Before Dickens’ A Christmas Carol, there was a market for books as gifts during the Christmas season, but for the most part, these books were not Christmas themed at all.  The success of A Christmas Carol led English publishers to issue Christmas titles in a similar format: short, heavily-illustrated tales priced at 5-6 shillings.  Eventually the final three months of the year became the biggest book-buying season in Victorian England, and authors and publishers arranged to have their books issued near the holidays —  especially in the case of children’s books.  For example, most of Lewis Carroll’s titles were published at Christmastime.  Fairy stories were popular fare for authors of children’s literature, and the adults buying books for children.  Many of these stories were didactic but others had more serious meanings.

Juliana Horatia Ewing’s The Brownies and Other Tales (1870) is an example of the didactic fairy book.  The Girl Scouts took the name “Brownies” from Ewing’s title story.   It is about children whose family supposedly had a “Brownie” that once helped the family prosper economically by doing many of the chores.  They learn that they can be “Brownies” in their own home by doing chores and being helpful to their family.  Many of the other stories in the collection also teach lessons: a big brother learns to make amends for breaking his little sister’s toys; a spoiled little girl wanders into the land of the dwarfs, where she learns through trials to be unselfish and considerate of others; magic shoes teach a little boy to be obedient.

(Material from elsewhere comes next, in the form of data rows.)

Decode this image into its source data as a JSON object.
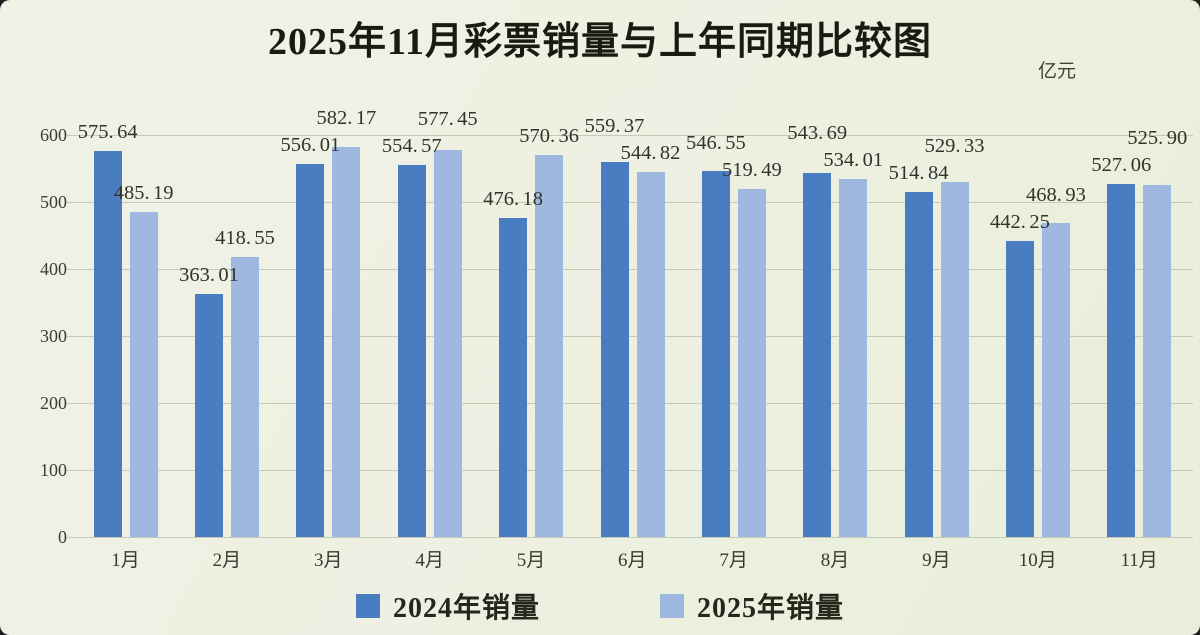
{
  "title": "2025年11月彩票销量与上年同期比较图",
  "unit_label": "亿元",
  "colors": {
    "background": "#edf0e1",
    "series_2024": "#4a7cc2",
    "series_2025": "#9fb8e0",
    "grid": "#c7c9b8",
    "text": "#31342a"
  },
  "legend": {
    "entries": [
      {
        "label": "2024年销量",
        "color": "#4a7cc2"
      },
      {
        "label": "2025年销量",
        "color": "#9fb8e0"
      }
    ]
  },
  "chart_data": {
    "type": "bar",
    "title": "2025年11月彩票销量与上年同期比较图",
    "ylabel": "亿元",
    "categories": [
      "1月",
      "2月",
      "3月",
      "4月",
      "5月",
      "6月",
      "7月",
      "8月",
      "9月",
      "10月",
      "11月"
    ],
    "series": [
      {
        "name": "2024年销量",
        "color": "#4a7cc2",
        "values": [
          575.64,
          363.01,
          556.01,
          554.57,
          476.18,
          559.37,
          546.55,
          543.69,
          514.84,
          442.25,
          527.06
        ]
      },
      {
        "name": "2025年销量",
        "color": "#9fb8e0",
        "values": [
          485.19,
          418.55,
          582.17,
          577.45,
          570.36,
          544.82,
          519.49,
          534.01,
          529.33,
          468.93,
          525.9
        ]
      }
    ],
    "ylim": [
      0,
      600
    ],
    "yticks": [
      0,
      100,
      200,
      300,
      400,
      500,
      600
    ],
    "grid": true,
    "value_labels": true,
    "legend_position": "bottom"
  }
}
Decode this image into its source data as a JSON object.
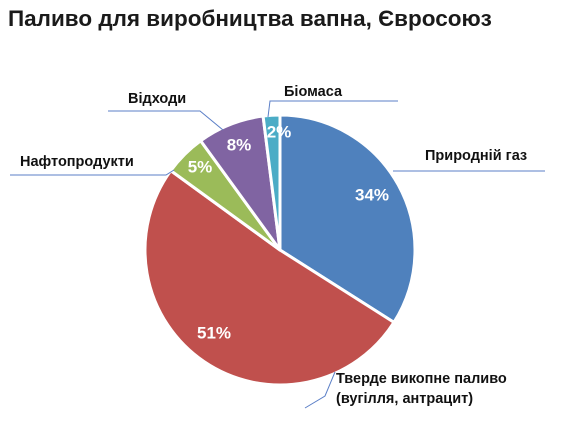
{
  "chart_data": {
    "type": "pie",
    "title": "Паливо для виробництва вапна, Євросоюз",
    "slices": [
      {
        "label": "Природній газ",
        "value": 34,
        "value_label": "34%",
        "color": "#4f81bd"
      },
      {
        "label": "Тверде викопне  паливо (вугілля, антрацит)",
        "label_lines": [
          "Тверде викопне  паливо",
          "(вугілля, антрацит)"
        ],
        "value": 51,
        "value_label": "51%",
        "color": "#c0504d"
      },
      {
        "label": "Нафтопродукти",
        "value": 5,
        "value_label": "5%",
        "color": "#9bbb59"
      },
      {
        "label": "Відходи",
        "value": 8,
        "value_label": "8%",
        "color": "#8064a2"
      },
      {
        "label": "Біомаса",
        "value": 2,
        "value_label": "2%",
        "color": "#4bacc6"
      }
    ],
    "start_angle": "12 o'clock",
    "direction": "clockwise",
    "legend": "none (outside labels with leader lines)"
  }
}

The Mayhew brothers’ The Good Genius that Turned Everything to Gold, or, The Queen Bee and the Magic Dress: a Christmas Fairy Tale (1847) is a fairy tale with a deeper moral.  It is the story of a poor woodcutter named Silvio, who meets a fairy who gives him a magic coat.  She promises to appear every time he wears it and fulfill his wishes.  Each time he makes a wish, he finds that ambition gets the best of him.  He needs food and a bigger house.  He falls in love with a princess and wants to be a prince  so she’ll fall in love with him.   Silvio gets so wrapped up in the pleasures of being king of his own city that he imposes too many burdens on his subjects and they rebel and force him and his family out of the city, and he loses the magic coat.  Silvio regains his coat and his kingdom and reaches out to reconcile his family with his father-in-law, whose country has been rocked by famine. Silvio promises to end the famine, but, once again, he loses access to the coat, and the King nearly burns Silvio at the stake before the fairy arrives and causes the ground to burst forth with ripe crops.  Again and again, the fairy helps him until at last he is learns to be driven by generosity rather than ambition.  The lesson of generosity is underscored by the fact that the British Isles were plagued with famines in the early decades of the 1800’s — so the fairy tale highlights the very real problem of hunger and poverty in Victorian England.